For those of you unfamiliar with Portland geography and history, it's like this: Council Crest is a very high hill in SW Portland, topping out at 1,070 feet above sea level. It's got a gorgeous and long view almost all directions, the north being obscured by a lush grove of evergreens, and the south somewhat obscured by hills and neighborhoods that direction, though, on a clear day you can catch a glimpse of every Cascade volcano from Tahoma (Rainier) to Seekseekqua (Jefferson). Its name came when a group of church people met there for a conference in 1898 and thus decided to call it Council Crest; over the years, this evolved into it being called that because representatives of surrounding indigenous tribes thought it the idea high ground for meetings though, in actuality, that likely never occurred anywhere but in the vivid imaginations of colonizing settlers.

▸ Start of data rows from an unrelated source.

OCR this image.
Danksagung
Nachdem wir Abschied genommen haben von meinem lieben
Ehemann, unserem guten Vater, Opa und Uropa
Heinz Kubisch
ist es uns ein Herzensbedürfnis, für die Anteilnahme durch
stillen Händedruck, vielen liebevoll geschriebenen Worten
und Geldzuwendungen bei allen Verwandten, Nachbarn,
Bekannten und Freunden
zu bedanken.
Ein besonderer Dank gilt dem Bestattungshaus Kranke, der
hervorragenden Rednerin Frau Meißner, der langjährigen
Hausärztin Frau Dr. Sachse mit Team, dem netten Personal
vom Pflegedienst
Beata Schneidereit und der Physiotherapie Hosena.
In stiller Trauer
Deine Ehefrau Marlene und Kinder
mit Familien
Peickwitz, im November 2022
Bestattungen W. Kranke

This day, in May, 2010, I made Luuit (St Helens) the star of the show. 


In the lower left, just above the tree line, is the Fremont Bridge. Just to the right of the tangle of ramps that it feeds into is a tower of Emanuel Hospital; the crane a presage to the seismic shift in development and income that was just then still incipient. The developing nacre of the Pearl District can be seen along the tree outline in the lower right.

In the middle distance, the Columbia River; beyond that the eastern suburban fringes of Vancouver, Washington. And, if you squint at the left-hand edge of Luuit there, you can just barely make out a round hump, and that's the summit of Tahoma (Rainier), which means that me and a great many Greater Seattleites were looking at the same thing at the same time, Advance Cascadia Fair.

Those practiced in that-was-then-this-is-now can probably make out all the changes in the cityscape since then.